During the 15-week study, coverage of Obama averaged 18 percent positive, as compared to 48 percent neutral and 34 percent negative. Positive press coverage of him never went above 25 percent for the entire 15-week period.
In stark contrast, on average, 39 percent of Romney’s media coverage was positive as compared to 29 percent neutral coverage and 32 percent negative coverage.
Again, this is just a small part of the picture. This is just the election season horse race.
I’ll come out and say it: the media is, overall, quite biased, but more often than not, it’s biased toward the sensational rather than the substantive. I’ve found that this is espciallly true in an election year, when most of the coverage seems focused on the horse race.

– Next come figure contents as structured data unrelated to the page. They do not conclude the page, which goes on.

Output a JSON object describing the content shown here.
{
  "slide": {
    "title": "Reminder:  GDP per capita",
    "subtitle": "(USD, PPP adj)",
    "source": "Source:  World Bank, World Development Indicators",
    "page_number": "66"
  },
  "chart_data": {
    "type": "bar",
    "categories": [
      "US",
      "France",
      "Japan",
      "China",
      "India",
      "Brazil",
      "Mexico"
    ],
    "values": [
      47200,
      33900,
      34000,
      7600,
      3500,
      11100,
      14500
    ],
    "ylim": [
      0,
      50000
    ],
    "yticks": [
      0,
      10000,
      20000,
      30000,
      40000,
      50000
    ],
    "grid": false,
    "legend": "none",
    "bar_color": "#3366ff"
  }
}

Some will argue that too much dirt was dug up on Romney and the other Republican candidates. These people ignore how much coverage was given to Jeremiah Wright and Bill Ayers in 2008 (a metric ton).
That’s not to say Obama shouldn’t get negative coverage. Indeed, there should be more coverage of just how much of his foreign policy he inherited from his predecessor (examples: warrantless wiretapping, use of the State Secrets Privilege, etc.).
I also can’t help but notice that almost all of the media – left, right and center – has completely failed to give what in my opinion would be adequate coverage to the Fast and Furious debacle.
I’ll briefly discuss what Fast and Furious is (no, I’m not talking about the mediocre “Point Break” rip-off). The ATF started “walking guns” in 2006 to suspected arms dealers to see which ones were going to the drug cartels, and Operation Fast and Furious was one such “gun walking” operation, but it was executed horribly in too many ways to describe here.
Back to the main point. While there are undoubtedly liberal reporters (a majority, if you believe certain statistics), it doesn’t make for a cabal out to squelch debate or conciously cheerlead for the President. And it also doesn’t mean that those supposedly liberal reporters are overly fond of the President.
Indeed, some of the harshest criticisms of the President I’ve heard have come from liberal organisations, including the ACLU.